Emmy Destinn bought the beautiful castle at Stráž nad Nežárkou in Southern Bohemia at the peak of her artistic career. The romantic castle, built in the 12th century among the hills of Southern Bohemia, is set in acres of wild gardens, crossed by the river Nežárka. It was originally built by the Rosenberg family (its name means 'guard') to protect a trade route over the river. Their crest - a blue rose in a gold background - can still be seen above the main gate, which Destinn designed herself.

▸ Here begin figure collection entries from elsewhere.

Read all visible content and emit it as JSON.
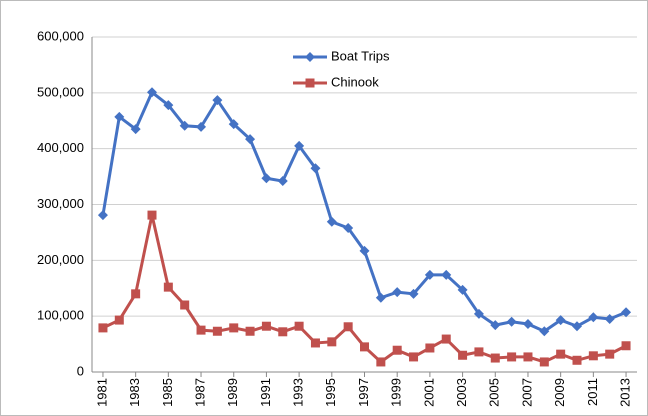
{
  "chart_data": {
    "type": "line",
    "x": [
      1981,
      1982,
      1983,
      1984,
      1985,
      1986,
      1987,
      1988,
      1989,
      1990,
      1991,
      1992,
      1993,
      1994,
      1995,
      1996,
      1997,
      1998,
      1999,
      2000,
      2001,
      2002,
      2003,
      2004,
      2005,
      2006,
      2007,
      2008,
      2009,
      2010,
      2011,
      2012,
      2013
    ],
    "series": [
      {
        "name": "Boat Trips",
        "color": "#4472c4",
        "marker": "diamond",
        "values": [
          281000,
          457000,
          435000,
          501000,
          478000,
          441000,
          439000,
          487000,
          444000,
          417000,
          347000,
          342000,
          405000,
          365000,
          269000,
          258000,
          217000,
          133000,
          143000,
          140000,
          174000,
          174000,
          147000,
          104000,
          84000,
          90000,
          86000,
          73000,
          93000,
          82000,
          98000,
          95000,
          107000
        ]
      },
      {
        "name": "Chinook",
        "color": "#c0504d",
        "marker": "square",
        "values": [
          79000,
          93000,
          140000,
          281000,
          152000,
          120000,
          75000,
          73000,
          79000,
          73000,
          82000,
          72000,
          82000,
          52000,
          54000,
          81000,
          45000,
          18000,
          39000,
          27000,
          43000,
          59000,
          30000,
          36000,
          25000,
          27000,
          27000,
          18000,
          32000,
          21000,
          29000,
          32000,
          47000
        ]
      }
    ],
    "xlim": [
      1980.33,
      2013.67
    ],
    "xticks": [
      1981,
      1983,
      1985,
      1987,
      1989,
      1991,
      1993,
      1995,
      1997,
      1999,
      2001,
      2003,
      2005,
      2007,
      2009,
      2011,
      2013
    ],
    "ylim": [
      0,
      600000
    ],
    "yticks": [
      0,
      {
        "value": 100000,
        "label": "100,000"
      },
      {
        "value": 200000,
        "label": "200,000"
      },
      {
        "value": 300000,
        "label": "300,000"
      },
      {
        "value": 400000,
        "label": "400,000"
      },
      {
        "value": 500000,
        "label": "500,000"
      },
      {
        "value": 600000,
        "label": "600,000"
      }
    ],
    "grid": true,
    "legend": "top"
  }
}
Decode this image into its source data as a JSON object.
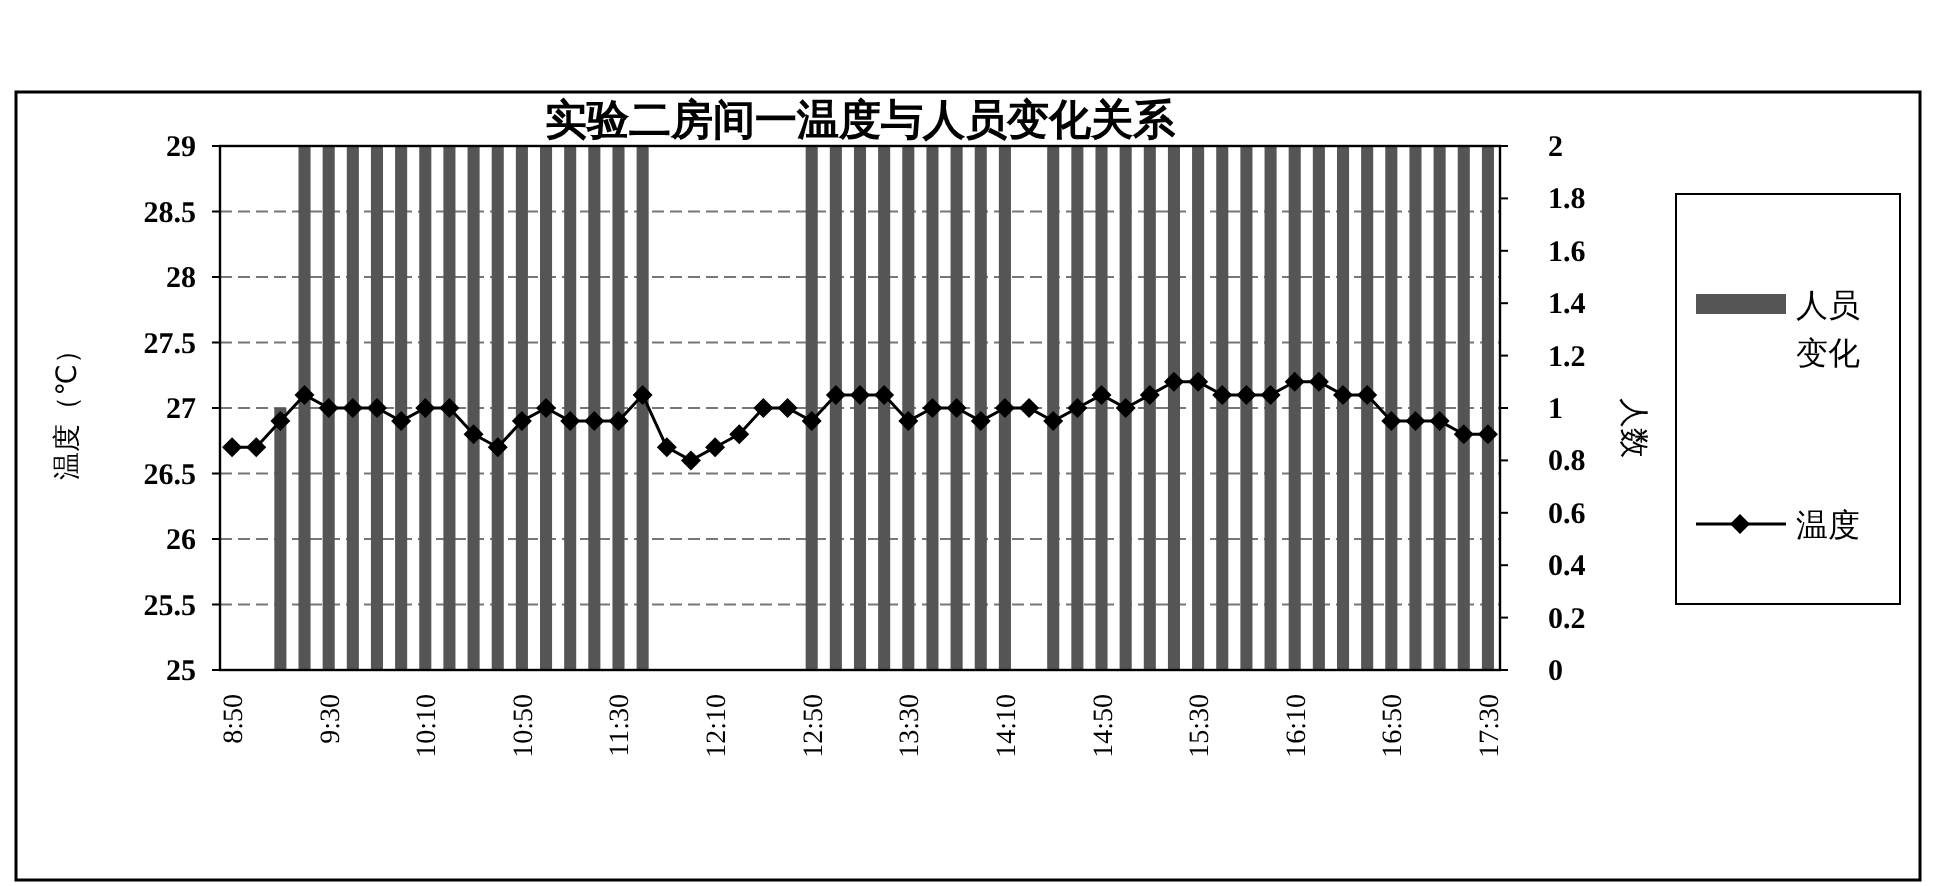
{
  "chart_data": {
    "type": "bar",
    "title": "实验二房间一温度与人员变化关系",
    "ylabel": "温度（℃）",
    "y2label": "人数",
    "categories": [
      "8:50",
      null,
      null,
      null,
      "9:30",
      null,
      null,
      null,
      "10:10",
      null,
      null,
      null,
      "10:50",
      null,
      null,
      null,
      "11:30",
      null,
      null,
      null,
      "12:10",
      null,
      null,
      null,
      "12:50",
      null,
      null,
      null,
      "13:30",
      null,
      null,
      null,
      "14:10",
      null,
      null,
      null,
      "14:50",
      null,
      null,
      null,
      "15:30",
      null,
      null,
      null,
      "16:10",
      null,
      null,
      null,
      "16:50",
      null,
      null,
      null,
      "17:30"
    ],
    "series": [
      {
        "name": "人员变化",
        "axis": "y2",
        "color": "#555555",
        "values": [
          0,
          0,
          1,
          2,
          2,
          2,
          2,
          2,
          2,
          2,
          2,
          2,
          2,
          2,
          2,
          2,
          2,
          2,
          0,
          0,
          0,
          0,
          0,
          0,
          2,
          2,
          2,
          2,
          2,
          2,
          2,
          2,
          2,
          0,
          2,
          2,
          2,
          2,
          2,
          2,
          2,
          2,
          2,
          2,
          2,
          2,
          2,
          2,
          2,
          2,
          2,
          2,
          2
        ]
      },
      {
        "name": "温度",
        "type": "line",
        "color": "#000000",
        "values": [
          26.7,
          26.7,
          26.9,
          27.1,
          27.0,
          27.0,
          27.0,
          26.9,
          27.0,
          27.0,
          26.8,
          26.7,
          26.9,
          27.0,
          26.9,
          26.9,
          26.9,
          27.1,
          26.7,
          26.6,
          26.7,
          26.8,
          27.0,
          27.0,
          26.9,
          27.1,
          27.1,
          27.1,
          26.9,
          27.0,
          27.0,
          26.9,
          27.0,
          27.0,
          26.9,
          27.0,
          27.1,
          27.0,
          27.1,
          27.2,
          27.2,
          27.1,
          27.1,
          27.1,
          27.2,
          27.2,
          27.1,
          27.1,
          26.9,
          26.9,
          26.9,
          26.8,
          26.8
        ]
      }
    ],
    "ylim": [
      25,
      29
    ],
    "yticks": [
      25,
      25.5,
      26,
      26.5,
      27,
      27.5,
      28,
      28.5,
      29
    ],
    "y2lim": [
      0,
      2
    ],
    "y2ticks": [
      0,
      0.2,
      0.4,
      0.6,
      0.8,
      1,
      1.2,
      1.4,
      1.6,
      1.8,
      2
    ],
    "grid": "y",
    "legend": "right",
    "marker": "diamond",
    "line_style": "solid"
  }
}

Since she moved in, in 1914, Destinn furnished the castle with a great collection of art, antiques and books on all subjects, bought while touring the world. She spared no expense to imbue the place with her own slightly eccentric personality. She had a taste for the macabre and a great sense of humour, as her numerous caricatures of colleagues and friends demonstrate. The colours of the keys on her custom-built piano were reversed and she kept an aquarium with a selection of frogs, each named after a primadonna, whose different pitch of croaking she apparently recognised. Destinn was happiest at the castle and spent many tranquil hours walking in the ancient woods or fishing for carp and pike. It became her refuge during the First World War, when she was put under a house arrest by the German authorities for her patriotic activities and for refusing to entertain their troops. She lived there throughout the last lonely years of her life.
Although Emmy Destinn bequeathed the castle to the nation, after her death in 1930, her husband sold the empty castle to a wealthy Czech family who refurbished it to its former glory. In 1948 the castle was confiscated by the communist authorities and used at first as a garrison and later as a home for disabled children. It took almost half a century before the rightful owners reclaimed the delapidated castle in 1995 and began its reconstruction.

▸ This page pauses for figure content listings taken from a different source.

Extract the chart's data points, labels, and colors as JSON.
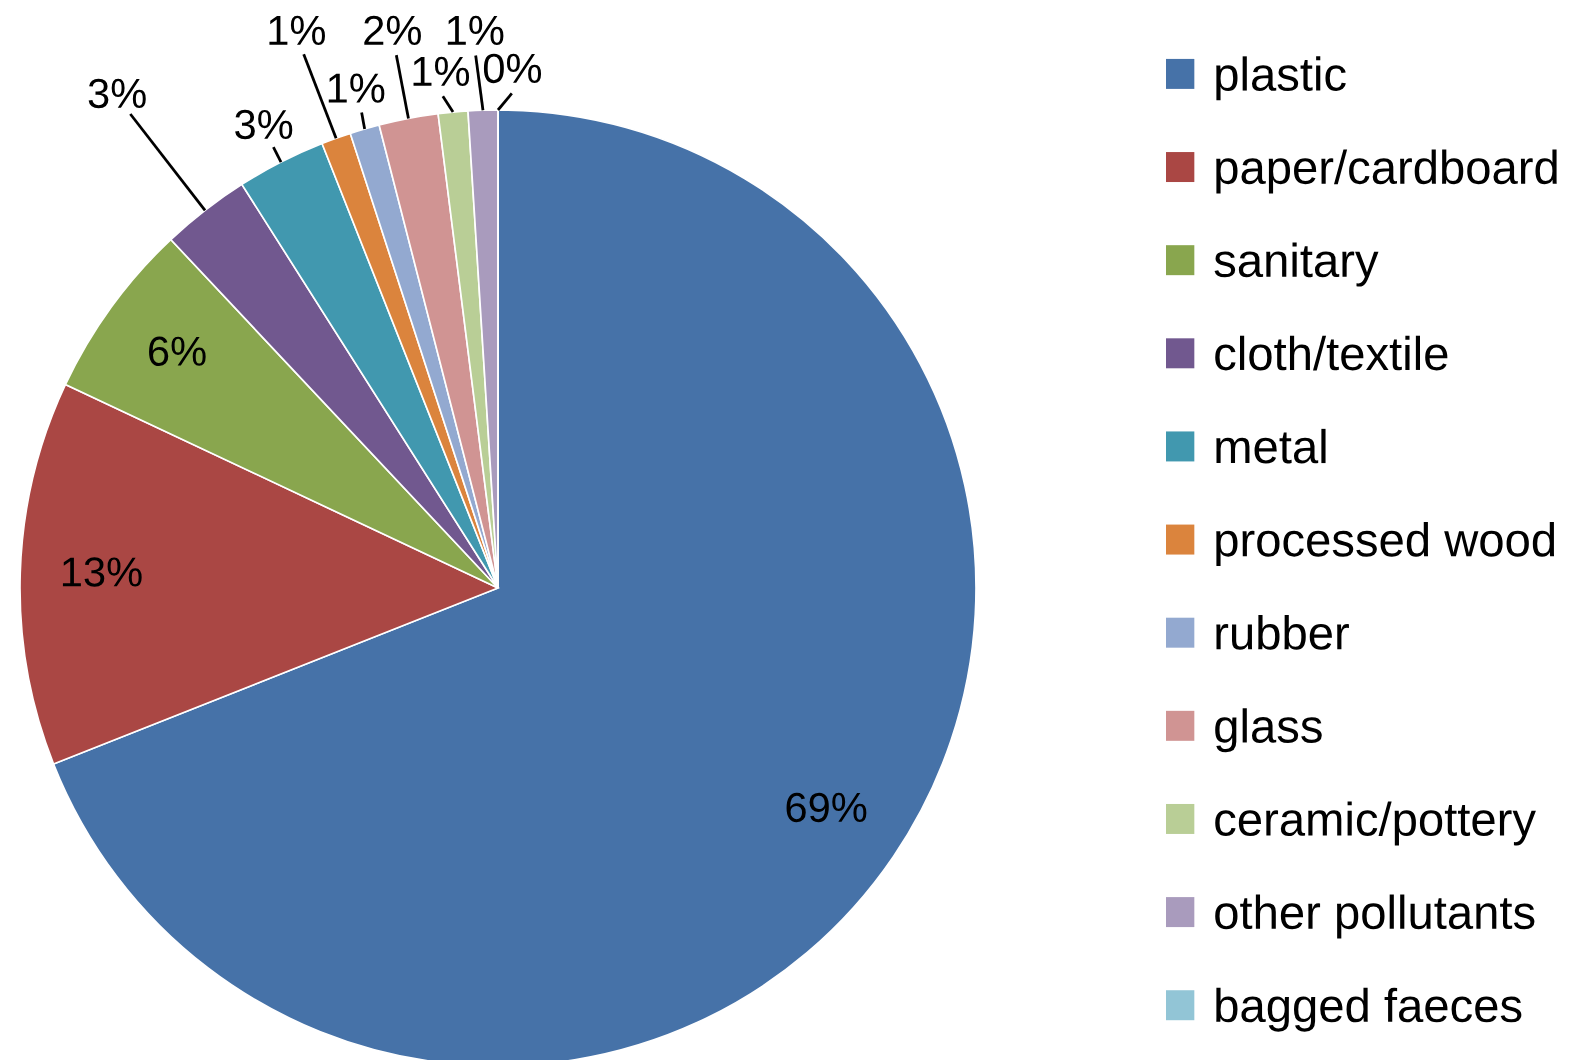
{
  "chart_data": {
    "type": "pie",
    "categories": [
      "plastic",
      "paper/cardboard",
      "sanitary",
      "cloth/textile",
      "metal",
      "processed wood",
      "rubber",
      "glass",
      "ceramic/pottery",
      "other pollutants",
      "bagged faeces"
    ],
    "values": [
      69,
      13,
      6,
      3,
      3,
      1,
      1,
      2,
      1,
      1,
      0
    ],
    "colors": [
      "#4672a8",
      "#aa4744",
      "#89a64e",
      "#71588f",
      "#4198af",
      "#db843d",
      "#93a9d0",
      "#d09493",
      "#b9ce96",
      "#a99bbd",
      "#92c5d6"
    ],
    "value_labels": [
      "69%",
      "13%",
      "6%",
      "3%",
      "3%",
      "1%",
      "1%",
      "2%",
      "1%",
      "1%",
      "0%"
    ],
    "legend": "right"
  }
}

In May 1999, Emmy Destinn Foundation organised an event at the castle, under the auspices of the Prague Spring Music Festival. 800 people crowded into the small Stráž church to hear Magdalena Kožená and Roman Janál performing at a gala concert, after which a bust of Destinn, created by Irena Sedlecká FRBS was unveiled by Sir Charles Mackerras and Božidara Turzonovová (who portrayed Destinn in a 1976 Czech film 'The Divine Emmy'). An oak tree sapling taken from Destinn's favourite fishing spot was planted in the castle's gardens to mark the ocassion.
The castle is now in the hands of new owners who continue the restoration process. They have re opened the castle to the public in 2006 with an exhibition of artefacts on loan from the National Muzeum in Prague.
EDF hopes that, in accordance with the diva’s wishes, the castle will become a centre of art, culture and inspiration.